Another way to give your actions some weight is to give them a monetary value. As a professional killer, the murder of innocents may fail to resonate with you on an emotional level, but if it hits you in your wallet – subtracting money from your mission payout for every sloppy civilian death or dead guard – that’s a language you’d understand. You cold blooded sonuvabitch, you. The totals that you amass across Hitman: Absolution could be used for upgrades based on your own playstyle. Like to snipe? Give your sniper rifle a thermal scope and armor-piercing rounds and you’re a force to be reckoned with. If you prefer the direct approach, buy yourself some body armor and an expanded clip for your shotgun. In addition to increasing replay value, a fleshed out in-game economy would really allow you to play Hitman: Absolution uniquely.
#6: Genre integrity
Hitman games are first and foremost stealth action games – remember those? Recent attempts at current-gen stealth action titles have resulted in streamlined attempts that really step away from the genre. Splinter Cell: Conviction, for example, while a good game, emphasized combat more than any other Splinter Cell title, giving the player more linear levels and forcing them to kill their way through instead of sneak.
This is the one area in which IO could really drop the ball. After all, the game is called Hitman, not Mass Murderer. It’s not so much an action game in which you happen to hide a lot as it is a puzzle game in which people tend to die. Sacrificing some of the classic cerebral Hitman gameplay for more action in the name of streamlining would be doing a huge disservice to the series.

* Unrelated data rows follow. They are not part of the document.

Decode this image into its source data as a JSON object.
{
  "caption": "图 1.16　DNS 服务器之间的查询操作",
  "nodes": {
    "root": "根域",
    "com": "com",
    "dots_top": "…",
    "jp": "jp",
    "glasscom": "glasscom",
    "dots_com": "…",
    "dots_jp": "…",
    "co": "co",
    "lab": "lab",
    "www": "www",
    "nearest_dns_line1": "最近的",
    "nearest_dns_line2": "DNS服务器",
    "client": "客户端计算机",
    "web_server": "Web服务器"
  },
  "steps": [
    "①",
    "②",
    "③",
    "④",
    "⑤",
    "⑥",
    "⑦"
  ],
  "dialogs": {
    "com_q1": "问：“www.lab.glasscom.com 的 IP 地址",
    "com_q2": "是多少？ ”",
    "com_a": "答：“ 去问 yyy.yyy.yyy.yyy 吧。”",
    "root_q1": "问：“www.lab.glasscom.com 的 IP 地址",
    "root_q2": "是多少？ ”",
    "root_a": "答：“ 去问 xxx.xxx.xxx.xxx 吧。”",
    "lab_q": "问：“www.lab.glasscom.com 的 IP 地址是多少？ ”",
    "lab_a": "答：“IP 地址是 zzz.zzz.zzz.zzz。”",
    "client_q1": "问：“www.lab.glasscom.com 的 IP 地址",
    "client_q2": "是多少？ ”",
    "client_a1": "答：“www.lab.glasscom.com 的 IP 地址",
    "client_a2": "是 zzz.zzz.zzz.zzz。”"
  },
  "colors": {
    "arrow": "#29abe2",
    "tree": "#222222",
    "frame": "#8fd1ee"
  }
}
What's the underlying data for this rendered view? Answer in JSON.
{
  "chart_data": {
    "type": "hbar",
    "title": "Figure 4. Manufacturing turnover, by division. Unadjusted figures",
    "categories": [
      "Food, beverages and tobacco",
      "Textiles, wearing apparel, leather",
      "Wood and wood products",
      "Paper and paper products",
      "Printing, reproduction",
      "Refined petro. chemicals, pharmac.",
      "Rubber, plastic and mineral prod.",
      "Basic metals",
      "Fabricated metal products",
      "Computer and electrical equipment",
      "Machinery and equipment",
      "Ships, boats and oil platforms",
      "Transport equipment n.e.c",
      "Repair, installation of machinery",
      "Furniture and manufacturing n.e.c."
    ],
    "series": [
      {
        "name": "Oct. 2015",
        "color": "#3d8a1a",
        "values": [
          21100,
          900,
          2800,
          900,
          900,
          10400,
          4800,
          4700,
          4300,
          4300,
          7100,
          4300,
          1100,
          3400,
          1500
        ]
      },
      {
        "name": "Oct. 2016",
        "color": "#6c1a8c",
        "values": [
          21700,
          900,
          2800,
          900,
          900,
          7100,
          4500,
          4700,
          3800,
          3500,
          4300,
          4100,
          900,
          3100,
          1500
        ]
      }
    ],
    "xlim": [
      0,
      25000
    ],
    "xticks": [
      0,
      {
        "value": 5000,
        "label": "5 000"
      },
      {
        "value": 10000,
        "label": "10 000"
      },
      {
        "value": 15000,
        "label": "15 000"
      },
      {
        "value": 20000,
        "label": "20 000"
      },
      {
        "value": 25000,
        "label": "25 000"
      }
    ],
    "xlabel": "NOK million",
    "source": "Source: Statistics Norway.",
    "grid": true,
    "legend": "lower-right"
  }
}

#7: A well-executed single player experience
Hitman games have always been very methodical, very meticulous, and above all, single player games. While I know the temptation to slap on a multiplayer mode is strong, it wouldn’t be doing the Hitman: Absolution any favours. Hitman games have never lent themselves to the fast-paced, run’n’gun bloodshed of multiplayer, and including it would feel forced and awkward. Replay value in these games should stem from trying to increase your rating, or exploring other ways to nail your mark, not from a Team Deathmatch mode. Too many great single player games have received half-baked multiplayer add-ons lately (ahem, Dead Space 2) that have made me say “no thank you.” Instead, spend the time refining the single player experience to be the best it can be.
Although it will be a while yet until we see Hitman: Absolution in the shops, I’m excited for it nonetheless. The success of the series is based on a gameplay style unique to the franchise that make it instantly recognizable as Hitman. If IO recognises what makes their series great and is unafraid to keep the core stealth action gameplay intact, Hitman: Absolution will definitely be a title to keep in your crosshairs. Oh yes I did.
The Hitman: Absolution release is currently a loose 2012.